Sets the schema for the connection.

def use_schema(self, schema: str) -> 'DatabaseConnectionManager'

Note: For PostgreSQL, `` should be set to the database name due to SQLAlchemy design.

use_vcluster

Sets the virtual cluster for the connection, required only for Lakehouse data sources.

def use_vcluster(self, vcluster: str) -> 'DatabaseConnectionManager'

use_options

Sets additional connection options.

def use_options(self, options: dict) -> 'DatabaseConnectionManager'

Note: For PostgreSQL, schema should be set using undefined"}).

use_query

Sets additional query parameters for the connection.

def use_query(self, query: dict) -> 'DatabaseConnectionManager'

build

Creates an SQLAlchemy engine based on the data source name and optional configurations.

def build(self, *args, **kwargs) -> Engine

Usage Example

from clickzetta_dbutils import DatabaseConnectionManager

# Chainable call example
engine = DatabaseConnectionManager("mysql_source_name")\
    .use_schema("test_schema")\
    .use_options({"charset": "utf8"})\
    .build()

# Lakehouse connection example
engine = DatabaseConnectionManager("LAKEHOUSE_source_name")\
    .use_vcluster("default")\
    .use_workspace("test-workspace")\
    .use_schema("public")\
    .build()

Code Examples

Example of Using PostgreSQL Data Source in Python Node

Example of retrieving all PostgreSQL tables for postgres_source_name:

from sqlalchemy import text
from clickzetta_dbutils import get_active_engine

# Using the default schema
engine = get_active_engine("postgres_source_name")
with engine.connect() as conn:
    results = conn.execute(text("SELECT * FROM pg_tables WHERE schemaname = 'public';"))
    for row in results:
        print(row)

# Specifying the database and schema via options
engine = get_active_engine("postgres_source_name", 
                          schema="pg_database", 
                          options={"search_path": "pg_schema"})

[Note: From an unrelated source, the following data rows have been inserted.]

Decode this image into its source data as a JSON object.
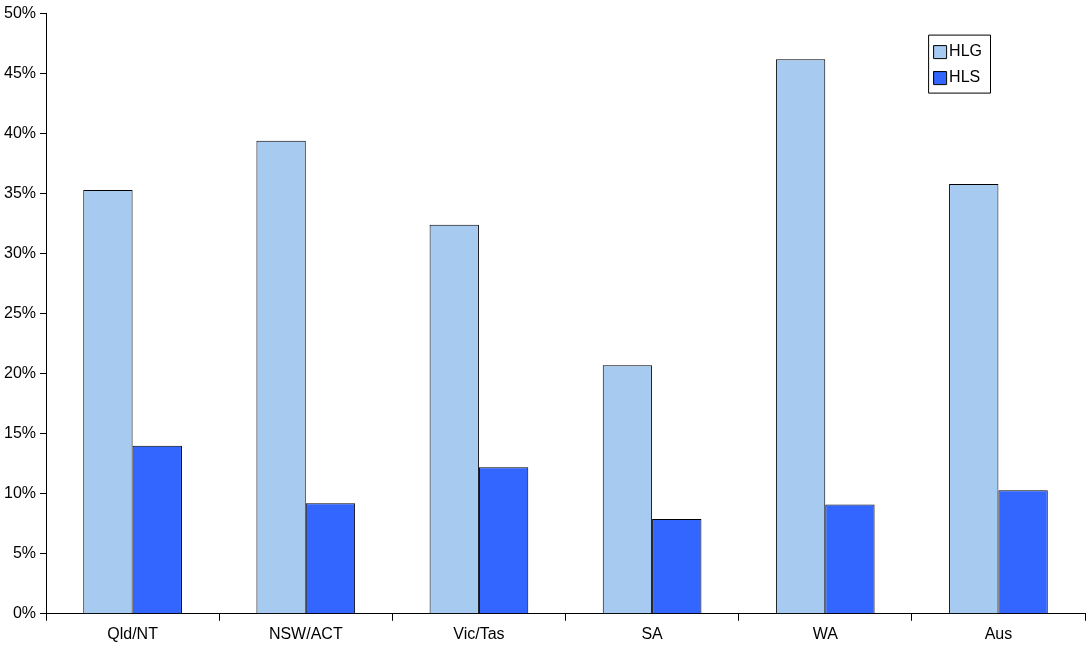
{
  "chart_data": {
    "type": "bar",
    "categories": [
      "Qld/NT",
      "NSW/ACT",
      "Vic/Tas",
      "SA",
      "WA",
      "Aus"
    ],
    "series": [
      {
        "name": "HLG",
        "color": "#a6caf0",
        "values": [
          35.3,
          39.4,
          32.4,
          20.7,
          46.2,
          35.8
        ]
      },
      {
        "name": "HLS",
        "color": "#3366ff",
        "values": [
          14.0,
          9.2,
          12.2,
          7.9,
          9.1,
          10.3
        ]
      }
    ],
    "ylim": [
      0,
      50
    ],
    "yticks": [
      {
        "value": 0,
        "label": "0%"
      },
      {
        "value": 5,
        "label": "5%"
      },
      {
        "value": 10,
        "label": "10%"
      },
      {
        "value": 15,
        "label": "15%"
      },
      {
        "value": 20,
        "label": "20%"
      },
      {
        "value": 25,
        "label": "25%"
      },
      {
        "value": 30,
        "label": "30%"
      },
      {
        "value": 35,
        "label": "35%"
      },
      {
        "value": 40,
        "label": "40%"
      },
      {
        "value": 45,
        "label": "45%"
      },
      {
        "value": 50,
        "label": "50%"
      }
    ],
    "grid": false,
    "legend": "top right"
  }
}
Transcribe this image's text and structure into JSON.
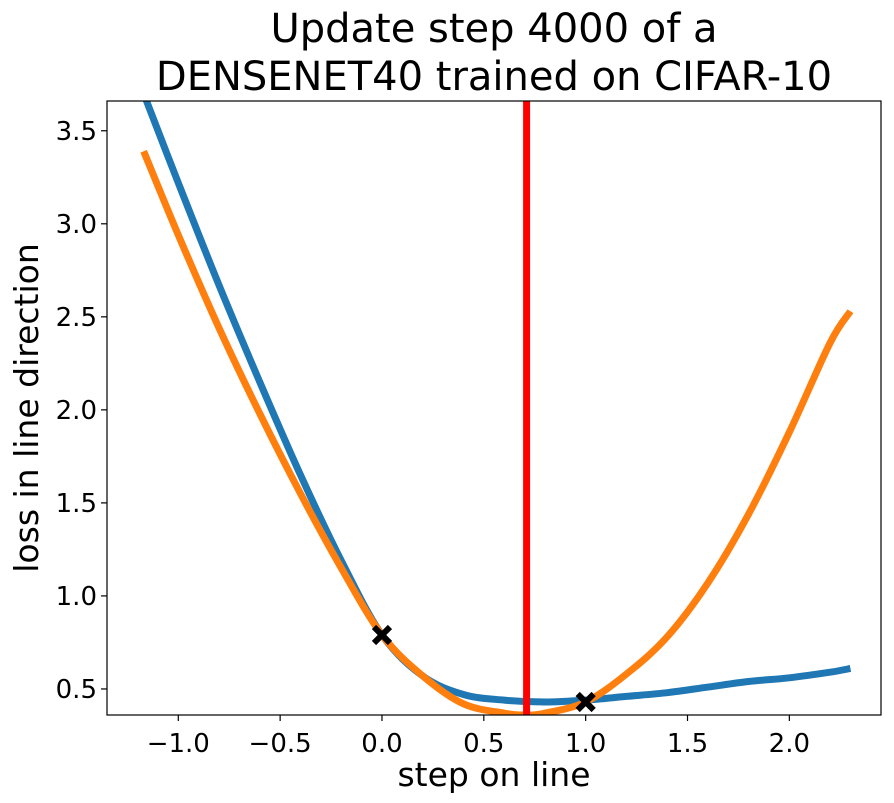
{
  "chart_data": {
    "type": "line",
    "title": [
      "Update step 4000 of a",
      "DENSENET40 trained on CIFAR-10"
    ],
    "xlabel": "step on line",
    "ylabel": "loss in line direction",
    "xlim": [
      -1.35,
      2.45
    ],
    "ylim": [
      0.36,
      3.66
    ],
    "xticks": [
      -1.0,
      -0.5,
      0.0,
      0.5,
      1.0,
      1.5,
      2.0
    ],
    "xtick_labels": [
      "−1.0",
      "−0.5",
      "0.0",
      "0.5",
      "1.0",
      "1.5",
      "2.0"
    ],
    "yticks": [
      0.5,
      1.0,
      1.5,
      2.0,
      2.5,
      3.0,
      3.5
    ],
    "ytick_labels": [
      "0.5",
      "1.0",
      "1.5",
      "2.0",
      "2.5",
      "3.0",
      "3.5"
    ],
    "grid": false,
    "series": [
      {
        "color": "#1f77b4",
        "x": [
          -1.17,
          -1.0,
          -0.8,
          -0.6,
          -0.4,
          -0.2,
          0.0,
          0.2,
          0.4,
          0.6,
          0.8,
          1.0,
          1.2,
          1.4,
          1.6,
          1.8,
          2.0,
          2.2,
          2.3
        ],
        "y": [
          3.7,
          3.22,
          2.67,
          2.15,
          1.65,
          1.19,
          0.79,
          0.57,
          0.47,
          0.44,
          0.43,
          0.44,
          0.46,
          0.48,
          0.51,
          0.54,
          0.56,
          0.59,
          0.61
        ]
      },
      {
        "color": "#ff7f0e",
        "x": [
          -1.17,
          -1.0,
          -0.8,
          -0.6,
          -0.4,
          -0.2,
          0.0,
          0.2,
          0.4,
          0.6,
          0.7,
          0.8,
          1.0,
          1.2,
          1.4,
          1.6,
          1.8,
          2.0,
          2.2,
          2.3
        ],
        "y": [
          3.39,
          2.94,
          2.44,
          1.98,
          1.55,
          1.15,
          0.79,
          0.57,
          0.42,
          0.37,
          0.36,
          0.37,
          0.43,
          0.58,
          0.78,
          1.07,
          1.44,
          1.88,
          2.36,
          2.53
        ]
      }
    ],
    "vline": {
      "x": 0.71,
      "color": "#ff0000"
    },
    "markers": [
      {
        "x": 0.0,
        "y": 0.79,
        "symbol": "X",
        "color": "#000000"
      },
      {
        "x": 1.0,
        "y": 0.43,
        "symbol": "X",
        "color": "#000000"
      }
    ]
  }
}
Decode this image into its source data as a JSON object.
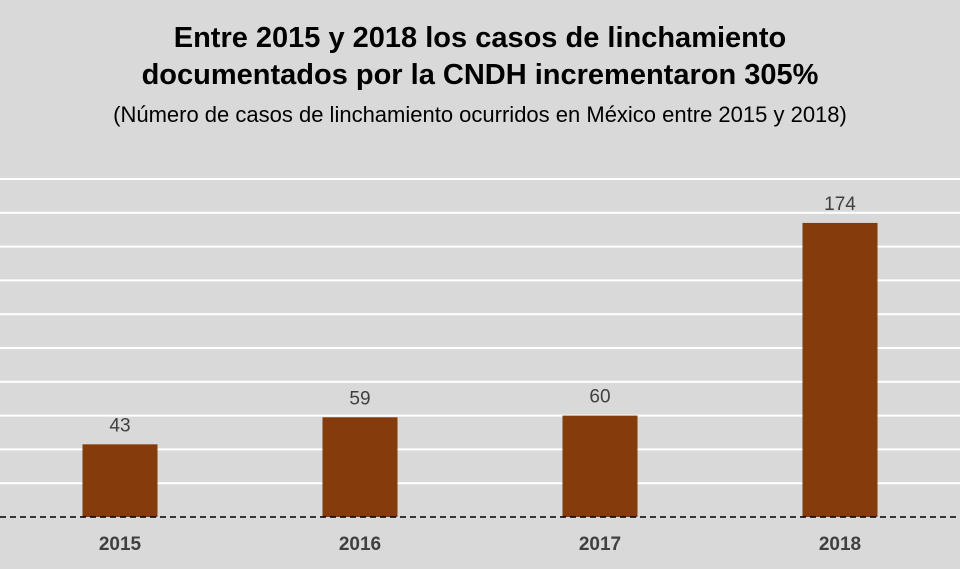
{
  "chart_data": {
    "type": "bar",
    "title_line1": "Entre 2015 y 2018 los casos de linchamiento",
    "title_line2": "documentados por la CNDH incrementaron 305%",
    "subtitle": "(Número de casos de linchamiento ocurridos en México entre 2015 y 2018)",
    "categories": [
      "2015",
      "2016",
      "2017",
      "2018"
    ],
    "values": [
      43,
      59,
      60,
      174
    ],
    "data_labels": [
      "43",
      "59",
      "60",
      "174"
    ],
    "ylim": [
      0,
      200
    ],
    "grid_step": 20,
    "grid": true,
    "y_axis_labels_shown": false,
    "colors": {
      "bar": "#843c0c",
      "background": "#d9d9d9",
      "grid": "#ffffff"
    }
  }
}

Example of Using MySQL Data Source in Python Node

from sqlalchemy import text
from clickzetta_dbutils import DatabaseConnectionManager

# View all available data source configurations
print(DatabaseConnectionManager.load_connection_configs())

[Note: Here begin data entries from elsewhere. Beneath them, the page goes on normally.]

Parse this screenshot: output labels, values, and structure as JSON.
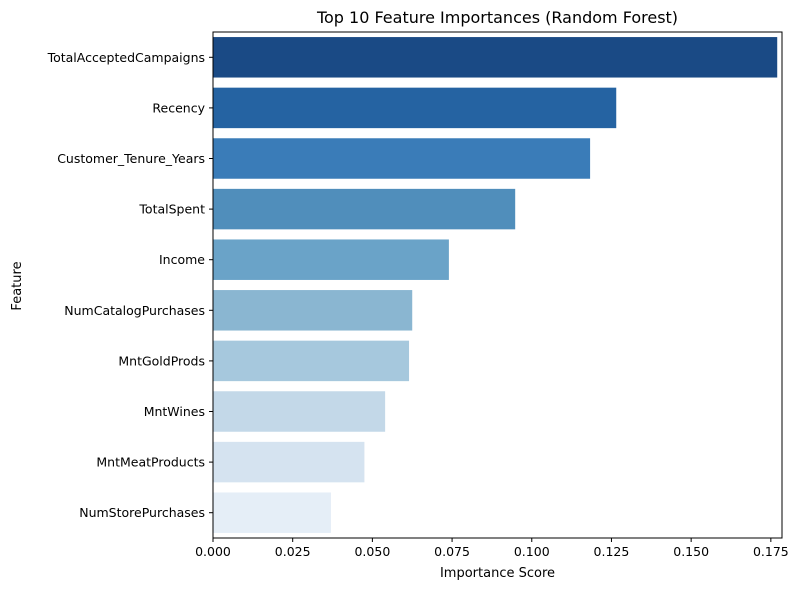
{
  "chart_data": {
    "type": "bar",
    "orientation": "horizontal",
    "title": "Top 10 Feature Importances (Random Forest)",
    "xlabel": "Importance Score",
    "ylabel": "Feature",
    "xlim": [
      0,
      0.1785
    ],
    "xticks": [
      "0.000",
      "0.025",
      "0.050",
      "0.075",
      "0.100",
      "0.125",
      "0.150",
      "0.175"
    ],
    "xtick_values": [
      0,
      0.025,
      0.05,
      0.075,
      0.1,
      0.125,
      0.15,
      0.175
    ],
    "grid": false,
    "categories": [
      "TotalAcceptedCampaigns",
      "Recency",
      "Customer_Tenure_Years",
      "TotalSpent",
      "Income",
      "NumCatalogPurchases",
      "MntGoldProds",
      "MntWines",
      "MntMeatProducts",
      "NumStorePurchases"
    ],
    "values": [
      0.177,
      0.1265,
      0.1183,
      0.0948,
      0.074,
      0.0625,
      0.0615,
      0.054,
      0.0475,
      0.037
    ],
    "colors": [
      "#1a4a85",
      "#2563a2",
      "#3a7cb8",
      "#508ebb",
      "#6aa3c8",
      "#8ab6d1",
      "#a6c8dd",
      "#c3d8e8",
      "#d5e3f0",
      "#e5eef7"
    ]
  }
}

# Create a connection and specify the schema
manager = DatabaseConnectionManager("mysql_source_name")
manager.use_schema("test_schema")
engine = manager.build()

with engine.connect() as conn:
    result = conn.execute(text("SELECT * FROM test_table LIMIT 1;"))

Example of Using Lakehouse Data Source in Python Node

from sqlalchemy import text
from clickzetta_dbutils import get_active_engine

# Method 1: Using `get_active_engine`
engine = get_active_engine("LAKEHOUSE_source_name", 
                          vcluster="default", 
                          workspace="test-workspace", 
                          schema="public")

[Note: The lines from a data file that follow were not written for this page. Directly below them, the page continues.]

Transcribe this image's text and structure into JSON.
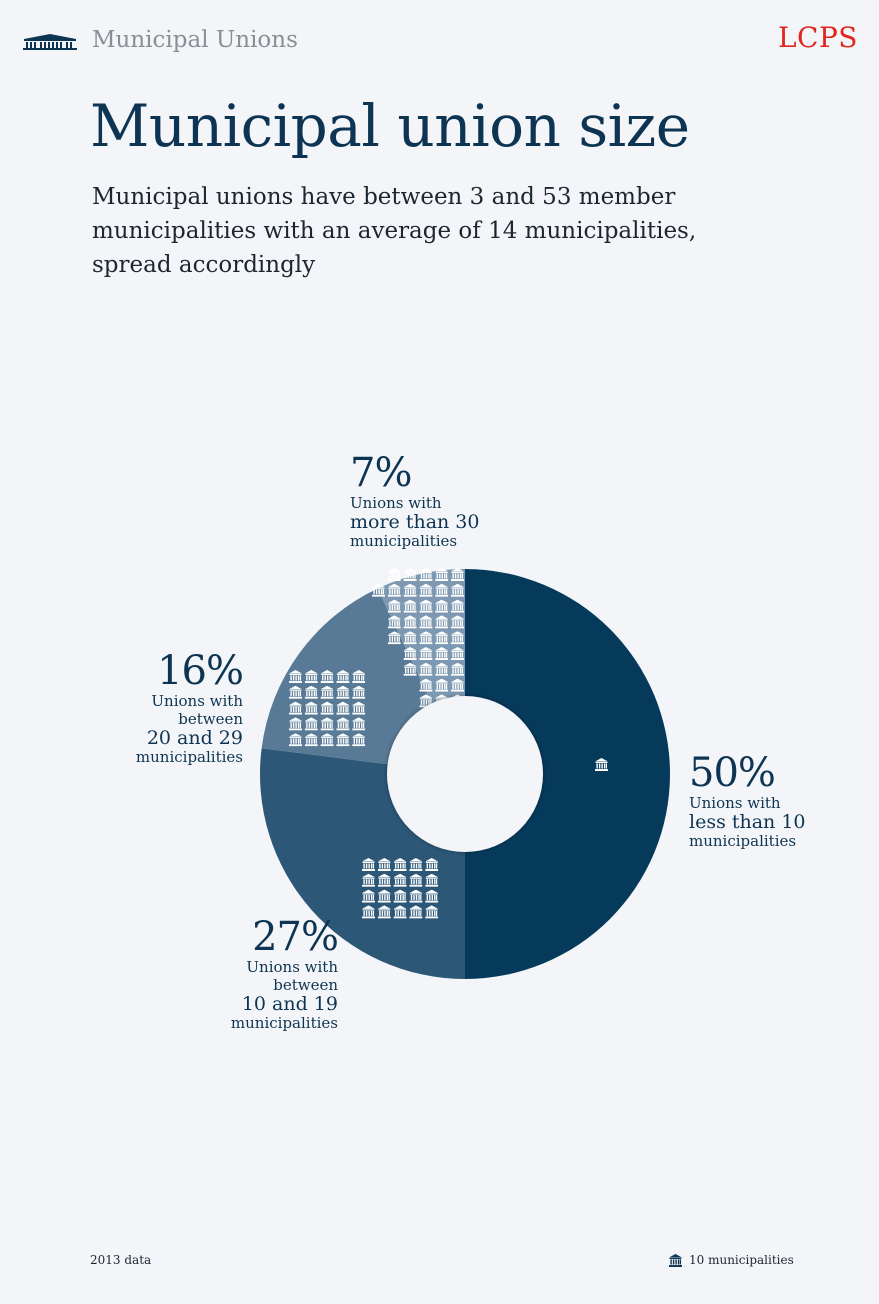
{
  "header": {
    "section_title": "Municipal Unions",
    "brand": "LCPS"
  },
  "title": "Municipal union size",
  "subtitle": "Municipal unions have between 3 and 53 member municipalities with an average of 14 municipalities, spread accordingly",
  "colors": {
    "s1": "#063a5b",
    "s2": "#2c5777",
    "s3": "#587a96",
    "s4": "#7c99b1",
    "icon": "#ffffff",
    "brand": "#e0261d"
  },
  "chart_data": {
    "type": "pie",
    "donut": true,
    "unit": "%",
    "icon_legend": "10 municipalities",
    "slices": [
      {
        "value": 50,
        "label": "50%",
        "lines": [
          "Unions with",
          "less than 10",
          "municipalities"
        ],
        "icons": 1
      },
      {
        "value": 27,
        "label": "27%",
        "lines": [
          "Unions with",
          "between",
          "10 and 19",
          "municipalities"
        ],
        "icons": 20
      },
      {
        "value": 16,
        "label": "16%",
        "lines": [
          "Unions with",
          "between",
          "20 and 29",
          "municipalities"
        ],
        "icons": 25
      },
      {
        "value": 7,
        "label": "7%",
        "lines": [
          "Unions with",
          "more than 30",
          "municipalities"
        ],
        "icons": 40
      }
    ]
  },
  "footer": {
    "year_note": "2013 data",
    "legend_text": "10 municipalities"
  }
}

# Method 2: Using `get_active_lakehouse_engine`
from clickzetta_dbutils import get_active_lakehouse_engine
engine = get_active_lakehouse_engine(vcluster="default", 
                                   workspace="test-workspace")
with engine.connect() as conn:
    results = conn.execute(text("SELECT 1"))
    for row in results:
        print(row)

Example of Using Data Sources in Shell Node

In Shell nodes, data sources can be used by creating a Python script file:

cat >> /tmp/db_utils_demo.py << EOF
from sqlalchemy import text
from clickzetta_dbutils import get_active_engine

engine = get_active_engine("postgres_source_name")
with engine.connect() as conn:
    results = conn.execute(text("SELECT * FROM test_table;"))
    for row in results:
        print(row)
EOF

python /tmp/db_utils_demo.py

Precautions

  1. Data source configurations support both Adhoc execution and scheduled execution scenarios.
  2. Using a non-existent data source name will result in an error. Please ensure that before using it, the corresponding data source is selected in the Studio under Development -> Python Task -> Data Source. For Postgres and MySQL data sources, they must be created and tested for connectivity under Management -> Data Source to ensure successful connection.
  3. When using Lakehouse data sources, the vcluster parameter must be configured. Lakehouse data sources directly use the built-in Lakehouse data source seen in Management -> Data Sources.
  4. Connection information for data sources is securely handled to prevent plaintext password leaks.
  5. Multiple data sources of different types can be used within the same node.